Медали «XX лет РККА» получили в полку все кадровые командиры, прослужившие в армии с гражданской. Отчим очень гордился наградой, мать зря ее затронула.
— Я медаль не повесил,— ответил он грозно,— я ее заслужил. А что касается сознания, то я его повышаю. Оно передовое, не сомневайся, хоть грамоты большой не захватил.
Мать примолкла. Когда он вот так говорил, у нее хватало ума не ввязываться с ним в спор.
Я любила ее, но никогда не жалела. Мне было жалко себя и отчима, когда она обрушивала на наши головы свои речи. Только когда мы приехали в Белосток и поселились у пани Ядвиги, мне стало ее жалко.
Я не знала, куда мы поедем. Из нашей части довольно часто командиров переводили в другие полки, казачьи и кавалерийские. Исчезали одни дети, появлялись другие. Но чтобы весь полк поднялся и ушел — не на маневры, не в летние лагеря, а насовсем, с полковым имуществом,— такого никогда не было. Красноармейцы и строевые командиры ускакали утром под развернутым полковым знаменем, в обед уехали машины и конные обозы.
Вечером мама сказала: «Как все вымерло, даже выходить из дома страшно». Я помню этот страх: учительница обошла в то утро квартиры и сказала, что уроков не будет. Я поняла, что нельзя спрашивать: почему?
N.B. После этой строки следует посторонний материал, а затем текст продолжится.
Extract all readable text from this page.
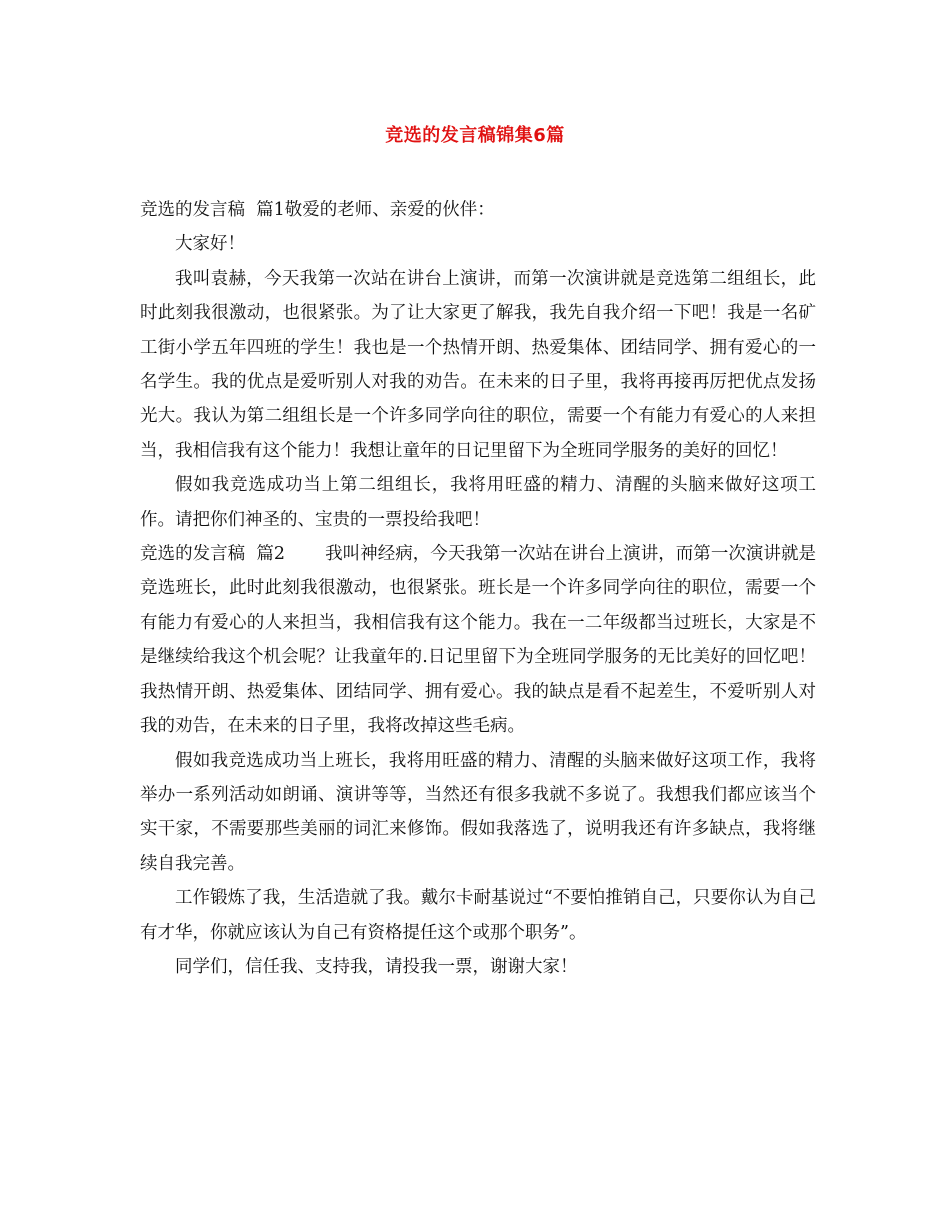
竞选的发言稿锦集6篇

竞选的发言稿  篇1敬爱的老师、亲爱的伙伴：

大家好！

我叫袁赫，今天我第一次站在讲台上演讲，而第一次演讲就是竞选第二组组长，此时此刻我很激动，也很紧张。为了让大家更了解我，我先自我介绍一下吧！我是一名矿工街小学五年四班的学生！我也是一个热情开朗、热爱集体、团结同学、拥有爱心的一名学生。我的优点是爱听别人对我的劝告。在未来的日子里，我将再接再厉把优点发扬光大。我认为第二组组长是一个许多同学向往的职位，需要一个有能力有爱心的人来担当，我相信我有这个能力！我想让童年的日记里留下为全班同学服务的美好的回忆！

假如我竞选成功当上第二组组长，我将用旺盛的精力、清醒的头脑来做好这项工作。请把你们神圣的、宝贵的一票投给我吧！

竞选的发言稿  篇2 我叫神经病，今天我第一次站在讲台上演讲，而第一次演讲就是竞选班长，此时此刻我很激动，也很紧张。班长是一个许多同学向往的职位，需要一个有能力有爱心的人来担当，我相信我有这个能力。我在一二年级都当过班长，大家是不是继续给我这个机会呢？让我童年的.日记里留下为全班同学服务的无比美好的回忆吧！我热情开朗、热爱集体、团结同学、拥有爱心。我的缺点是看不起差生，不爱听别人对我的劝告，在未来的日子里，我将改掉这些毛病。

假如我竞选成功当上班长，我将用旺盛的精力、清醒的头脑来做好这项工作，我将举办一系列活动如朗诵、演讲等等，当然还有很多我就不多说了。我想我们都应该当个实干家，不需要那些美丽的词汇来修饰。假如我落选了，说明我还有许多缺点，我将继续自我完善。

工作锻炼了我，生活造就了我。戴尔卡耐基说过“不要怕推销自己，只要你认为自己有才华，你就应该认为自己有资格提任这个或那个职务”。

同学们，信任我、支持我，请投我一票，谢谢大家！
Началась вторая половина сентября. Солнечные жаркие дни, переполненные ожиданием отъезда. В один из таких дней мама стала складывать вещи.
— Мы уезжаем?
— Мы складываемся,— ответила мама,— а поедем или не поедем — эго военная тайна.
Вот оно что: наконец-то военная тайна, о которой столько всуе поминалось в наших детских разговорах, коснулась нас, и я узнаю, что это такое. Видимо, весь мой интерес сосредоточился на этой тайне, которая так и не открылась, и я совсем не запомнила, как мы покидали часть, радовались отъезду или боялись его. Запомнилась только Люда, мамина подруга, она пришла к нам и сказала, что я выросла, стала красивой на хорошей еде, в хорошей жизни.
— Василия папой зовешь?
— Нет,— ответила я.
— А как?
— Никак.
Маме наш разговор не понравился.
— Ты, Люда, если пришла за вещами, то бери, что тебе надо. А то я все это сейчас повыкидываю.
Люда готова была забрать все, что мы оставляли: и посуду, и цинковое корыто, и сношенные сапоги отчима. Но как все это дотащить до города? И она только и делала, что рассматривала вещи и перекладывала их из стороны в сторону. Наконец, мама не выдержала, натолкала в два мешка чего получше, связала их, перекинула Люде через плечо, дала в руки по ведру с посудой, и Люда ушла, согнувшись под своей ношей.
— Куда мы едем? — не давала я покоя маме.
— Отчепись,— мама глядела на меня, как на помеху,— какая тебе разница? Ты — девочка, куда тебя повезут, туда и поедешь.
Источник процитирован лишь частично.